The Center Will Not Hold

Over the years, as a teacher of women writers, and as a woman writer myself, I have taught and written about countless women, their lives, and their works. I don’t shy away from a challenge. After all, I have taught Toni Morrison’s Beloved. I have examined the demons that pursued Anne Sexton and Sylvia Plath, and celebrated the humor that helped Amy Tan, Maya Angelou, and Pam Houston not only survive, but thrive. I have even struggled alongside Virginia Woolf, valiantly trying to kill her angel in the house. But there is one writer I have shied away from, even though I have turned to her writing again and again as inspiration for my own. And it is only now, after watching the recent documentary about her life, Joan Didion: The Center Will Not Hold, that I can fully admit that the reason I never attempted to teach Joan Didion is because she scared the hell out of me.

She still does.

“You’re getting a woman who—somewhere along the line—misplaced whatever slight faith she had in the social contract and the whole grand pattern of human endeavor.”

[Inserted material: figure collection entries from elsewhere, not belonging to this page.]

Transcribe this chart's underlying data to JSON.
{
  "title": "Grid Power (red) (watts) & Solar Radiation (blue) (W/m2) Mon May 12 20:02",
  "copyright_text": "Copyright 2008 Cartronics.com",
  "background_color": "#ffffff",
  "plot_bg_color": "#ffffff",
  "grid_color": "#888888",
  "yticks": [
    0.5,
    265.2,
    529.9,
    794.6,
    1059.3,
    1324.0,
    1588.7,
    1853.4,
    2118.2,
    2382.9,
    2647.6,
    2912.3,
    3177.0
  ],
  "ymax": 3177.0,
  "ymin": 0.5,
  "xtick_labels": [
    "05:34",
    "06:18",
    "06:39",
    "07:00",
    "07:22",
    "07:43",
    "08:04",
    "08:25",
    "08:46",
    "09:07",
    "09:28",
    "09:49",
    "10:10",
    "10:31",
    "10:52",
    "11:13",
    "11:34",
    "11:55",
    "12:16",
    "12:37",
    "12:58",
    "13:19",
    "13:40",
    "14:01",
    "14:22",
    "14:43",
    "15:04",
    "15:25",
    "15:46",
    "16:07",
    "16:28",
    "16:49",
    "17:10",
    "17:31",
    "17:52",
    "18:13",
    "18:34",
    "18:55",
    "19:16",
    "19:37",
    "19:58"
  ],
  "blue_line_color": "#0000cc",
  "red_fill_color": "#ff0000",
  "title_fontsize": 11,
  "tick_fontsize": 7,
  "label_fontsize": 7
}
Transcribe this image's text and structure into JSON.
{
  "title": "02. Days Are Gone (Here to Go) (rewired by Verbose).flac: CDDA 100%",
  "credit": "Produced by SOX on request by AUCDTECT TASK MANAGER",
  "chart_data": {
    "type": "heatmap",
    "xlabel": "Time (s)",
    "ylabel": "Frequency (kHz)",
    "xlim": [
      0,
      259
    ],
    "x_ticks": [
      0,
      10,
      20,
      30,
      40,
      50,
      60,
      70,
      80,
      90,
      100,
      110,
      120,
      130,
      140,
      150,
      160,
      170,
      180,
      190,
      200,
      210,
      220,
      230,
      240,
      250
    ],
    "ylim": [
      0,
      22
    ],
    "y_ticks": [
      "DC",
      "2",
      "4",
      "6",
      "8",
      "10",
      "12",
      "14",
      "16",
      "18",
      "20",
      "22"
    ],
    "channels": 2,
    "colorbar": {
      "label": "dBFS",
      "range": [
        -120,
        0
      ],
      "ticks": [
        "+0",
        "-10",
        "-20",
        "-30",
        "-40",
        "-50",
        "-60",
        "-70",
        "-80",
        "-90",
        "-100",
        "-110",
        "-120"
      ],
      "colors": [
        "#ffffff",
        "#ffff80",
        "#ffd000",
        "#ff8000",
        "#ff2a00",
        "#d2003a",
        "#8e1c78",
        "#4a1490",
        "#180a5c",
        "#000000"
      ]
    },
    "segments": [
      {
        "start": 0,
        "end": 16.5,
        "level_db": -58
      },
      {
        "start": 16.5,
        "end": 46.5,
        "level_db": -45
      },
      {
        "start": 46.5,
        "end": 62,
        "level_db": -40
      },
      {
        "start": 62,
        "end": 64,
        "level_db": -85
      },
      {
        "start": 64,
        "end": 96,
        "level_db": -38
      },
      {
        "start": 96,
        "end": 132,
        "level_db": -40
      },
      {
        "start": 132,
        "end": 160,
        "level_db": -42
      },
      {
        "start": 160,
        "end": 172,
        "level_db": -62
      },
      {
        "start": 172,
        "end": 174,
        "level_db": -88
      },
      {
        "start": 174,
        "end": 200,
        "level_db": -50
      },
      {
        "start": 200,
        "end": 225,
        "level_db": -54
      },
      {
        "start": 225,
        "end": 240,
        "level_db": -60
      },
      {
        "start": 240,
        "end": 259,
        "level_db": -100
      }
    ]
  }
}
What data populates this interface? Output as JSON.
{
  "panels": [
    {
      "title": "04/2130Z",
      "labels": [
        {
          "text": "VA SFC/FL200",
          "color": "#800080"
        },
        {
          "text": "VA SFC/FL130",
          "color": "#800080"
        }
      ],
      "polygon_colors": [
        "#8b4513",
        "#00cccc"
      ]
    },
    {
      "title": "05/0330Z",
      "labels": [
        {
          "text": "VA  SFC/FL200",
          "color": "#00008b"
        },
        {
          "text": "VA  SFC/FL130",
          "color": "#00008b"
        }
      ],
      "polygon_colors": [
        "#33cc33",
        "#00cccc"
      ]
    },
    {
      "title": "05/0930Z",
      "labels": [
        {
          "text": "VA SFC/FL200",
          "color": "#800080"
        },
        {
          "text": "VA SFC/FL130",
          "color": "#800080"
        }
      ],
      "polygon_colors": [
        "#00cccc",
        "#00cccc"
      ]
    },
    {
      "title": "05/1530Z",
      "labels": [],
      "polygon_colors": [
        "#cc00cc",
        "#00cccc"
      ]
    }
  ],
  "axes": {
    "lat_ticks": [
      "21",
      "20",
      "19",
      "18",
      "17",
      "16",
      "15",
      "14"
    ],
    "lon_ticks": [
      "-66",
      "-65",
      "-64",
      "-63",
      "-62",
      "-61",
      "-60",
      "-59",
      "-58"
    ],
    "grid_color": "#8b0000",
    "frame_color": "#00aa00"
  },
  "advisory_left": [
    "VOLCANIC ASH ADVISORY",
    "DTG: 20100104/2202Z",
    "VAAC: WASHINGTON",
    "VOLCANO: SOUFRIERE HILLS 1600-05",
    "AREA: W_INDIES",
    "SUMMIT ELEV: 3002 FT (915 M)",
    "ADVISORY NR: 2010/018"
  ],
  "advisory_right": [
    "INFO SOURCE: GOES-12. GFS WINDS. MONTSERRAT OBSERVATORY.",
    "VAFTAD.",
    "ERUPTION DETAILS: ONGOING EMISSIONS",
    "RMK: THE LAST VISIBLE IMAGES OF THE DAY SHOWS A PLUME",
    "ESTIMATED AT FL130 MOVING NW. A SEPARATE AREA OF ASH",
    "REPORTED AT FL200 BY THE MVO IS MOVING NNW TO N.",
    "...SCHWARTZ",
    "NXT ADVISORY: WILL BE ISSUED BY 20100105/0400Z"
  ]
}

Yes, that woman, the one who so eloquently and precisely captured the meaninglessness of experience, holding the mirror up close enough so that we had to fog it over with our breath in order to continue on with our own charade.

I read The Year of Magical Thinking when I was trying to find the courage to finish my own collective memoir following the deaths of both my sister and father. Her ability to “Didionize” (my word) her own grief—distance herself from it, pick it up, turn it over in her hand, examine it, and place it back down—is both startling and disconcerting: “Grief turns out to be a place none of us know until we reach it. We know that someone close to us could die. We might expect to feel shock. We do not expect this shock to be obliterative, dislocating to both body and mind. We might expect to be prostrate, inconsolable, crazy with loss. We do not expect to be literally crazy, cool customers who believe their husband is about to return and will need his shoes. Nor can we know the unending absence that follows the void—the relentless succession of moments during which we will confront the experience of meaninglessness itself.”  In the film, as she describes returning to their apartment after John’s sudden death, she sits on the couch, her hands grasping at air, emphasizing that there was nothing at all left to do.

 

 

And yet, after losing her husband and then her daughter, instead of giving in to the meaninglessness, she turned her diminutive figure directly toward the source of the pain in order to see it more clearly, because there were lessons to learn and writing to do, including a one-woman play based on The Year of Magical Thinking and a poignant examination of her relationship with her daughter that became Blue Nights.

 

 

I have not viewed my past year as a year of magical thinking. I have experienced more grief in the last year than I could have imagined—and I already knew what it was like to lose two family members within six months of one another. In one year I have grieved the loss of home, of partner, of friends and community, of hope for my country, of health and quality of life. My world has become quite small. When I finally took the time to watch The Center Will Not Hold, I was well aware that my own had given way long ago.

Of course, this is precisely why I watched the film, so I could face that woman staring straight through me, unimpressed: “For once in your life, just let it go.”

 

 

Joan Didion: The Center Will Not Hold. Netflix Original. Dir. Griffin Dunne. 2017.